По поводу возможных перемен у себя дома Пентковская заметила: «Всегда-то немец знает, чему нам, полякам, следует научиться…»

Это было в конце февраля, когда Восточная Германия стремительно разбегалась на Запад, а Решке ежедневно суммировал данные о нынешних беженцах. Подсчеты показали, что за короткий срок восточная часть готовой к воссоединению Германии может вконец обезлюдеть. В дневнике говорится: «Последние события вызывают у меня тревогу за наш общий замысел, который может погибнуть под тяжестью проблем внутринемецкой несовместимости…»
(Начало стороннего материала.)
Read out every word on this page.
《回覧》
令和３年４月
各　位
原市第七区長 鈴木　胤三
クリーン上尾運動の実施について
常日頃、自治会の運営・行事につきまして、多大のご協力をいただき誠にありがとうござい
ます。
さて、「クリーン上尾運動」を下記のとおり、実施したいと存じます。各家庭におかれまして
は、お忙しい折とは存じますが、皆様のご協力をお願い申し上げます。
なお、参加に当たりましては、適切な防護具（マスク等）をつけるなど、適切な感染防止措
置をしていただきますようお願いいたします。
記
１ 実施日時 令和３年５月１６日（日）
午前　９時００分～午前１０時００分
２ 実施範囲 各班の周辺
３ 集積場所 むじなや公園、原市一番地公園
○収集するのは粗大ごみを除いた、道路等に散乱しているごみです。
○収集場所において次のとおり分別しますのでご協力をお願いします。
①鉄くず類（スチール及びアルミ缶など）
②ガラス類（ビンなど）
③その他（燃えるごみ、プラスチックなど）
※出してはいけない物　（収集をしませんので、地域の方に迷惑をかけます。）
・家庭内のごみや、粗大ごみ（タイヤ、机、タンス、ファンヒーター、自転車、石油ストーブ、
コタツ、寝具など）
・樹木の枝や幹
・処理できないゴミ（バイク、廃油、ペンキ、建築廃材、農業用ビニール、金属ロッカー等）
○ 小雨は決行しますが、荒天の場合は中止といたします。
От Пентковской незамедлительно пришел ответ, в котором она, желая, видимо, успокоить Решке, сравнивает постоянно хмурую физиономию своего премьер-министра с обычно жизнерадостным выражением лица западногерманского канцлера: «Тебе ли жаловаться, Александр? Если бедной Польше достался Рыцарь Печального Образа, то ваш толстый Санчо Панса вечно улыбается…»

***

По-моему, пора дать волю моей досаде. Какое мне, собственно, дело до их переписки? Какое отношение имеют ко мне его компьютерные забавы? Почему этот сюжет до сих пор занимает мое воображение? Разве не ясно, что их история стала банальной, а бизнес на покойниках обречен на успех? Неужели я должен снова глотать по чужой прихоти лягушек? Ради чего?

Аккуратные или неряшливые, их февральские письма оправдывают мое раздражение. Пентковская сообщает, что ее сын, ныне бременский студент, осудил планы матери и ее ухажера создать акционерное общество, то бишь кладбище, как «типичный продукт мелкобуржуазного идеализма». «Витольд любит позлить меня. Он уверяет, будто стал троцкистом в отместку за то, что я слишком долго пробыла в партии. И подружки у него, мол, нет, потому что мне бы этого очень хотелось. А еще он называет наш план результатом извращенного мировоззрения».

Решке отвечает ей жалобами на «эгоистическую нечуткость» по крайней мере двух из трех своих дочерей: старшая упрекает отца в «пережитках патриотического культа», средняя и того пуще — в «некрофильствующем реваншизме». Младшая дочь отмалчивается, но, видимо, лишь из-за полнейшего равнодушия к отцовской затее.

Далее он досадует на университетских бюрократов, на поражение сандинистов в ходе последних выборов, на погоду и на неонационалистические настроения среди своих коллег. Пентковская же обходится без сетований, когда рассказывает о нынешней работе в Мариинском соборе: «Там стоят большие астрономические часы. Сделал их, как тебе известно, Ганс Дюрингер. По преданию, он сам же их и сломал, после того, как патриции велели ослепить его, выколоть глаза, чтобы он никогда больше не создал столь же чудесных часов. Теперь я занимаюсь их реставрацией…»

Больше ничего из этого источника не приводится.